There is my child , so fair of face and bonny
With sweet, shy smile and brave tilt to his head
He goes into my sweet smelling garden to play,
Trailing Tennyson’s glory clouds happily with him.

There is my neighbour’s daughter, at eight a resolute beauty.
‘Let’s play mothers and fathers’ calls this enchanting witch.
‘Yes, let’s’ says my son, ‘I’ll be father and go to work,
You’ll be the mother and look after the children and home’

‘Oh, no’ cries this liberated daughter of a liberated age,
‘Today father stays home and plays house,
Mothers go to work to be fulfilled and free’.
And a puzzled child says ‘I want to care for you dear’.

I smile and I watch as they try to sort out a problem.
I turn to the newspaper and read of the horrors-
There is a child, who might have been mine, lying dead,
And, standing, a child with pot belly, huge eyes and pleading gaze.

I sit and remember wars, drought, famine and flood –
Alisoun Begbie who saw long black lines of people to the horizon
As they waited for her help and she dare not tire
In her work of mercy , healing and love.

Doris Betts who dealt with the worms crawling from the noses
Of little Tibetan children walking from hell to safety;
Margaret Holihan with fear shocked Kapuchean children;
Toni Youjng with frightened, stoical Afar families in Somalia.

Donna Gilbert who wanted to run when when four children died
Of starvation during her first day in Karamoja,
But who stayed and stayed and coped with the horror
And grew i n love and knowledge, maturity and beauty.

Names like a litany – Elizabeth , Vicki , Ita and Karen ,
Jenny, Rosemary, Linda, Peter, Judy, Con and Louise,
Charles, Lois,  Libby, Ken, Stacey, Jeff, Graham and Jill.
Brave, professional lovable, loving, loyal and kind

My fortune to have a healthy , fearless loving child –
My fortune also to know these superb helpers –
My sister’s misfortune to be born in the Third World
Never to see her child able to achieve his potential.

She is my sister, this sad, other coloured woman.
She loved a man, she carried a child, she bore a baby
And she could not love him any less than I love mine –
But for her, the wrenching agony of watching him slowly die.

What does being a liberated woman mean to her?
For her there is only toil and trouble for ever.
If she daily carries the water and he tills the soil
Where lies the advantage in changing the role?

I can but offer her my fumbling sympathy, and thank my God
I am not as she. But, stay, I can do something for her –
I can share What I have, I can give to those who work
And care enough about all children to go to them.

Fair? No, its not fair, and this life is unfair.
Born equal? No, for some are born more than equal.
The other side of the road? The Good Samaritan reproaches.
But help, practical help, food, medicine, clothes and shelter – yes.

Governments can argue, discuss and pontificate,
Nations can condemn, condone or be complacent.
But we who are born blessed, or cursed, with an awareness of life
We MUST share our bounty with those who have nought.

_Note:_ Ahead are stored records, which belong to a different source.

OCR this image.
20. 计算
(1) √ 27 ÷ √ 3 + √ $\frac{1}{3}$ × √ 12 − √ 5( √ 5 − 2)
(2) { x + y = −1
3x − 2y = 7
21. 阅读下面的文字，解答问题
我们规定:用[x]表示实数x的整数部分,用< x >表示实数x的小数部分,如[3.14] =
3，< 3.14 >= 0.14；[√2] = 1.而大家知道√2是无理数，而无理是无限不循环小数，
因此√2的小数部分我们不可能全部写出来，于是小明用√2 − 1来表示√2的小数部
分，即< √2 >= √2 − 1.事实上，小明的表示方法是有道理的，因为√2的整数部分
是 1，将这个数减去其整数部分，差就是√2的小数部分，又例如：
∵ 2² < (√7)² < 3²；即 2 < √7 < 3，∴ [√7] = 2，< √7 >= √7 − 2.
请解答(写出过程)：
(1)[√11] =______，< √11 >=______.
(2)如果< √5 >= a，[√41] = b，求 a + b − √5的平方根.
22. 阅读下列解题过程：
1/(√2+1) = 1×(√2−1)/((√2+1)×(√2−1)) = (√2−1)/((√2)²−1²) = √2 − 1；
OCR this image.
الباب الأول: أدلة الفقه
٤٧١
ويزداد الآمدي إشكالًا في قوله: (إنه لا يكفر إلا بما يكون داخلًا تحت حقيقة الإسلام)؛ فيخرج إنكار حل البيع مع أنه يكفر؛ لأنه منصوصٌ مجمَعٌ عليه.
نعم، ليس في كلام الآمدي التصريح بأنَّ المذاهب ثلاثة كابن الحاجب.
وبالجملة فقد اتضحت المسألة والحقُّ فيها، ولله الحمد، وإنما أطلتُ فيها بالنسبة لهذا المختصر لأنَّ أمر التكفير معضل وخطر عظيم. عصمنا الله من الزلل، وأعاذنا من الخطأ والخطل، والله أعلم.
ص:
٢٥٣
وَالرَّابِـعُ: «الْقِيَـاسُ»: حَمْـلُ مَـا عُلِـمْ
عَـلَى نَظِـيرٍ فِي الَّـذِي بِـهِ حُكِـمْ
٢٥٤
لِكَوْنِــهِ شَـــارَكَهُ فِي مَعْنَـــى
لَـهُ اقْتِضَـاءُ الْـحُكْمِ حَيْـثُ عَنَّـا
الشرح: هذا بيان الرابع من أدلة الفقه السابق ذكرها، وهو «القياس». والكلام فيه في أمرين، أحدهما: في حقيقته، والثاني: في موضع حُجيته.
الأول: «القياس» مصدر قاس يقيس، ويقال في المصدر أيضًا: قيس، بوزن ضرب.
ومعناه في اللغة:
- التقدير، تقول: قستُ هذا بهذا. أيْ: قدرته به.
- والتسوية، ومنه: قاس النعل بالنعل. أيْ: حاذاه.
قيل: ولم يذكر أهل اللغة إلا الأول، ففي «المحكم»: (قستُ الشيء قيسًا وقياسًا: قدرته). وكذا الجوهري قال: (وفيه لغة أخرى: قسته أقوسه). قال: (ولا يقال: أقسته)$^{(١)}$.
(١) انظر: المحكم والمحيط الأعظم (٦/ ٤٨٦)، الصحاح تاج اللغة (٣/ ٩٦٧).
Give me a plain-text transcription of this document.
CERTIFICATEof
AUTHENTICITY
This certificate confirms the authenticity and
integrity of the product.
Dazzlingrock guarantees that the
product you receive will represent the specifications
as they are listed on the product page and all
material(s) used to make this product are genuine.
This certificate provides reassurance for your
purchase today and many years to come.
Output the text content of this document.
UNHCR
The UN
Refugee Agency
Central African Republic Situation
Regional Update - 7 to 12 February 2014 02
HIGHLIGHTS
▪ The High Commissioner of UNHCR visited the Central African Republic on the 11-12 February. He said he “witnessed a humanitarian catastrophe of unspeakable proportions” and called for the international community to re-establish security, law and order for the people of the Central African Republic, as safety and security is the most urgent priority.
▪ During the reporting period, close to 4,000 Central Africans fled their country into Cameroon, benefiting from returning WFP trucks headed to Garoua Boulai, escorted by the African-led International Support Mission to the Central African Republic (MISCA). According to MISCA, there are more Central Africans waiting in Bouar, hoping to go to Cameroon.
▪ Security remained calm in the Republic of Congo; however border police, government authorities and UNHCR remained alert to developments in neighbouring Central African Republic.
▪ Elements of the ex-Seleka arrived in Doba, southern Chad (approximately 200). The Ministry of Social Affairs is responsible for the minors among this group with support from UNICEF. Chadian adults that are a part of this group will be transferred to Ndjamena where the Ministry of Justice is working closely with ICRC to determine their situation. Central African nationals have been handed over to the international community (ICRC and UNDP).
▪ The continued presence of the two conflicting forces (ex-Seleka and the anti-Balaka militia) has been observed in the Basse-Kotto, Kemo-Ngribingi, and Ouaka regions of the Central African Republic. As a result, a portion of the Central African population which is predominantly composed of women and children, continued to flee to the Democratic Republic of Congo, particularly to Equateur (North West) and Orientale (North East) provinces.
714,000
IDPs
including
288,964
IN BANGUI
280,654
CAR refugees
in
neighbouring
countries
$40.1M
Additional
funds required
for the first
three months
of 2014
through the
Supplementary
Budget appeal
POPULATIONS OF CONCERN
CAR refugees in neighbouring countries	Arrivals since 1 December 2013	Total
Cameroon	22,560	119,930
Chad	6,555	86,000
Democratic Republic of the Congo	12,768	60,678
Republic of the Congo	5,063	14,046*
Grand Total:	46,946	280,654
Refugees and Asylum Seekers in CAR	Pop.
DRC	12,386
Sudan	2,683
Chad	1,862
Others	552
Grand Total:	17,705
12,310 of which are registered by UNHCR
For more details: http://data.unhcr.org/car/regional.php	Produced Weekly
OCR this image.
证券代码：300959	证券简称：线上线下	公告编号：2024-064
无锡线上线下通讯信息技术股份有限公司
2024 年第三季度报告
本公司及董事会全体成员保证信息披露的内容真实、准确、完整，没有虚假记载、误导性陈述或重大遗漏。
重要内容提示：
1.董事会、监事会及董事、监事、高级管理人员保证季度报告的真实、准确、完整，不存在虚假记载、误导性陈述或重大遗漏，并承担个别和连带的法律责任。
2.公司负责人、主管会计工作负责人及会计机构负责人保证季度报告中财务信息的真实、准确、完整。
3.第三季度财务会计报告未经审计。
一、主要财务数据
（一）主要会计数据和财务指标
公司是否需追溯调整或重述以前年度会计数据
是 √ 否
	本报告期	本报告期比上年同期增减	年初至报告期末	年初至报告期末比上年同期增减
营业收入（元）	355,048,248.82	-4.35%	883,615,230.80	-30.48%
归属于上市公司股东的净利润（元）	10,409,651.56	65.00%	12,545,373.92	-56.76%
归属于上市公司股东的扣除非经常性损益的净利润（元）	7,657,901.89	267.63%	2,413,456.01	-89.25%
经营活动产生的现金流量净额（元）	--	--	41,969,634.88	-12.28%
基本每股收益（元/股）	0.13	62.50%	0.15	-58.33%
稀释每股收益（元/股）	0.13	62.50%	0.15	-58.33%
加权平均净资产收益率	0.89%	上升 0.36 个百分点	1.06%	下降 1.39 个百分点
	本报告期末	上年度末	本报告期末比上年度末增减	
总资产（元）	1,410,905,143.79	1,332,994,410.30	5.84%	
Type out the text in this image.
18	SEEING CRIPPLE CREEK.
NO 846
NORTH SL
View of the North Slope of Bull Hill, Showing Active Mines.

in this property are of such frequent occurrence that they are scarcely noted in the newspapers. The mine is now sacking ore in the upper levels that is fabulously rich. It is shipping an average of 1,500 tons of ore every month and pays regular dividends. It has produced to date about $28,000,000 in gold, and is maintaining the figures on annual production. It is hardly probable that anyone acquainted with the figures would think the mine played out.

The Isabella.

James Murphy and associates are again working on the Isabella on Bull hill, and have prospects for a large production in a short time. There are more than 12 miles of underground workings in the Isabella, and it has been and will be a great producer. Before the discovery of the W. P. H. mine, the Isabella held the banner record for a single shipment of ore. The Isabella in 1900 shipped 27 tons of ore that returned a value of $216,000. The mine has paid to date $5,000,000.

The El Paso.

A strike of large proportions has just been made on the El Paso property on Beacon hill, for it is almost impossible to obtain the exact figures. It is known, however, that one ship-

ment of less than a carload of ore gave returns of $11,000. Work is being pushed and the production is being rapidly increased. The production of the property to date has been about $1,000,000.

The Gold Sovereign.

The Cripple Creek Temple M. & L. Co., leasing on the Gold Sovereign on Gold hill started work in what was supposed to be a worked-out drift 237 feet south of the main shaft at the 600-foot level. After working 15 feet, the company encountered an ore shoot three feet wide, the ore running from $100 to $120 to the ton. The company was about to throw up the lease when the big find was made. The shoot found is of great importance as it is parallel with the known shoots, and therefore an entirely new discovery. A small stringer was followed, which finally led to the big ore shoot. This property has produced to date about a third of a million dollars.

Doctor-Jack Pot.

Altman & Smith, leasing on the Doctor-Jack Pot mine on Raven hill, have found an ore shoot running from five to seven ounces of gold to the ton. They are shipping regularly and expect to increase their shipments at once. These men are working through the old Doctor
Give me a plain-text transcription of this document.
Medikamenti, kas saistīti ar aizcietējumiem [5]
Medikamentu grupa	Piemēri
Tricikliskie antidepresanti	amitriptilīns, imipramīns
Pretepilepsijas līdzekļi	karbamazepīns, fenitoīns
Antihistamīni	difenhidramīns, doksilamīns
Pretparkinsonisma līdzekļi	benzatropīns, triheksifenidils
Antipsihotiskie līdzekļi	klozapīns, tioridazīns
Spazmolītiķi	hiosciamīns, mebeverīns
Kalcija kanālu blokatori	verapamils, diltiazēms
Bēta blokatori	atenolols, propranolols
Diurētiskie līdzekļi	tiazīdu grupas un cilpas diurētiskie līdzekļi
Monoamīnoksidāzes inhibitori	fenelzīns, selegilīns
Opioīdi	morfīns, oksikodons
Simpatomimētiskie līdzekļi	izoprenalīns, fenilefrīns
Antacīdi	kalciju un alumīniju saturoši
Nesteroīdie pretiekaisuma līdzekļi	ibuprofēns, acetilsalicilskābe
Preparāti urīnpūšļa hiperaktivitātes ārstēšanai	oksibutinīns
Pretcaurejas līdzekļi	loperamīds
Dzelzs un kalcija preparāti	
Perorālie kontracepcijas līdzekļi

I would fain add my name to the carers litany.
To Maureen, Pauline, Barbara Shirley and Dot,
The list of the good Australians is fair and long
They take their good fortune for granted, and they share.

Land of the Southern Cross, Land of the Midnight Sun,
Land of Liberty , Land of the Maple Leaf for ever,
Land of the Long White Cloud and mighty Britannia fair –
All join in the urgent need to care for the needy.

Dear Eglantyne, more than sixty years since you wrote
A charter, so simple, so plain, detailing the Rights of the Child
Yet still those children go without, are not the first
As Mankind forgets that justice demands fair dealing for the child.

My child is bonny, hers will sadly die,
Born to suffer, born to starve and born to die –
Because my skin is white and hers is other coloured.
God in his heaven must weep to see the children cry.

I can help and I can care and I can give.
Never let me say that there is no room in Inn or Heart .
when millions of children greet death as a friend
How long can my child live the good life, uncaring.

As the bells of Christmas call to all good Christians,
‘Suffer little children to come unto me’;’better a millstone-‘;
‘Not even a sparrow falls -‘; ‘Render unto Caesar -‘;
‘Inasmuch as ye do it to the least of these, ye do it unto me’.

So we beg of you to care for children at Christmas time,
Care for them at the time of Holy Innocents Day,
Care at Epiphany and care on blind St Lucy’s day.
CARE FOR, ABOUT AND WITH MEANING, all the children everywhere.